A tomada de controlo da AEDL pelo grupo de credores está prevista no contrato de concessão que, neste caso em concreto, não requer, segundo o seu entendimento, a necessidade de uma autorização formal do Estado, que é o concedente, ao contrário de outros contratos que preveem que, em caso de alteração na estrutura acionista, têm de ser dadas garantias técnicas e financeiras. Desta forma, consideram que o exercício do direito de "step in" [tomada de controlo] foi feito de acordo com o contrato, sendo que a concessionária se mantém a mesma, o que muda é a estrutura acionista. Nem o Ministério do Planeamento e das Infraestruturas nem o Instituto da Mobilidade e dos Transportes (IMT), que é o representante do Estado neste contrato, fizeram esta quinta-feira qualquer comentário à decisão dos credores da AEDL.



PERGUNTAS A MANUEL MARTINEZ-FIDALGO
DIRETOR DA HOULIHAN LOKEY

"Direitos dos credores são respeitados"

Para o representante dos credores, a decisão tomada vem mostrar que em Portugal os seus direitos são respeitados.

Porque decidiram os credores assumir o controlo da concessão?
Depois de estar em incumprimento desde 2014 e de prolongadas negociações com pouco progresso, os credores optaram por exercer a opção de ‘step in’, que foi negociada e incluída no contrato para o cenário de a empresa falhar pagamentos.

O que muda?
É apenas uma mudança de propriedade o que, na perspetiva dos utilizadores, não tem impacto algum. A transferência de propriedade de empresas ou ativos dos proprietários para credores quando a empresa ou o ativo não pode pagar as dívidas e o proprietário não fornece apoio financeiro adicional é a norma em todo o mundo, também em Portugal. Além disso, ‘o step in’ é um mecanismo padrão de proteção ao credor em qualquer acordo de infraestrutura.

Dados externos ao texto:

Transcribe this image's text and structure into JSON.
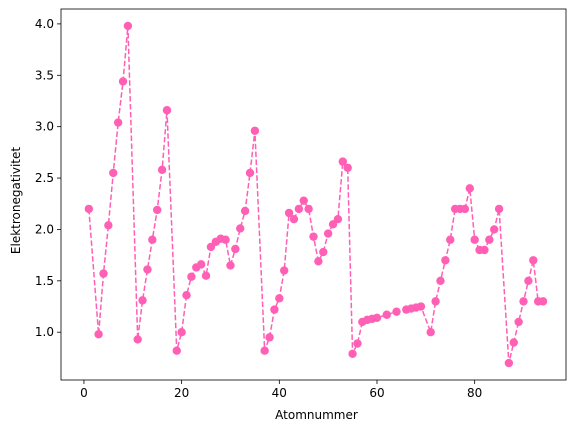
{
  "chart_data": {
    "type": "line",
    "xlabel": "Atomnummer",
    "ylabel": "Elektronegativitet",
    "xlim": [
      -4.7,
      98.7
    ],
    "ylim": [
      0.535,
      4.145
    ],
    "xticks": [
      0,
      20,
      40,
      60,
      80
    ],
    "yticks": [
      1.0,
      1.5,
      2.0,
      2.5,
      3.0,
      3.5,
      4.0
    ],
    "xtick_labels": [
      "0",
      "20",
      "40",
      "60",
      "80"
    ],
    "ytick_labels": [
      "1.0",
      "1.5",
      "2.0",
      "2.5",
      "3.0",
      "3.5",
      "4.0"
    ],
    "grid": false,
    "series": [
      {
        "color": "#ff5fb4",
        "line_style": "dashed",
        "marker": "circle",
        "x": [
          1,
          3,
          4,
          5,
          6,
          7,
          8,
          9,
          11,
          12,
          13,
          14,
          15,
          16,
          17,
          19,
          20,
          21,
          22,
          23,
          24,
          25,
          26,
          27,
          28,
          29,
          30,
          31,
          32,
          33,
          34,
          35,
          37,
          38,
          39,
          40,
          41,
          42,
          43,
          44,
          45,
          46,
          47,
          48,
          49,
          50,
          51,
          52,
          53,
          54,
          55,
          56,
          57,
          58,
          59,
          60,
          62,
          64,
          66,
          67,
          68,
          69,
          71,
          72,
          73,
          74,
          75,
          76,
          77,
          78,
          79,
          80,
          81,
          82,
          83,
          84,
          85,
          87,
          88,
          89,
          90,
          91,
          92,
          93,
          94
        ],
        "y": [
          2.2,
          0.98,
          1.57,
          2.04,
          2.55,
          3.04,
          3.44,
          3.98,
          0.93,
          1.31,
          1.61,
          1.9,
          2.19,
          2.58,
          3.16,
          0.82,
          1.0,
          1.36,
          1.54,
          1.63,
          1.66,
          1.55,
          1.83,
          1.88,
          1.91,
          1.9,
          1.65,
          1.81,
          2.01,
          2.18,
          2.55,
          2.96,
          0.82,
          0.95,
          1.22,
          1.33,
          1.6,
          2.16,
          2.1,
          2.2,
          2.28,
          2.2,
          1.93,
          1.69,
          1.78,
          1.96,
          2.05,
          2.1,
          2.66,
          2.6,
          0.79,
          0.89,
          1.1,
          1.12,
          1.13,
          1.14,
          1.17,
          1.2,
          1.22,
          1.23,
          1.24,
          1.25,
          1.0,
          1.3,
          1.5,
          1.7,
          1.9,
          2.2,
          2.2,
          2.2,
          2.4,
          1.9,
          1.8,
          1.8,
          1.9,
          2.0,
          2.2,
          0.7,
          0.9,
          1.1,
          1.3,
          1.5,
          1.7,
          1.3,
          1.3
        ]
      }
    ]
  }
}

O ataque a esse recurso coloca em risco a disponibilidade de capital para projetos futuros.

O que vai resultar daqui?
Isto é importante para Portugal, uma vez que vai demonstrar aos mercados de capitais internacionais que Portugal fornece uma sólida estrutura de investimento onde todos os direitos dos credores (incluindo os dos investidores estrangeiros) são respeitados.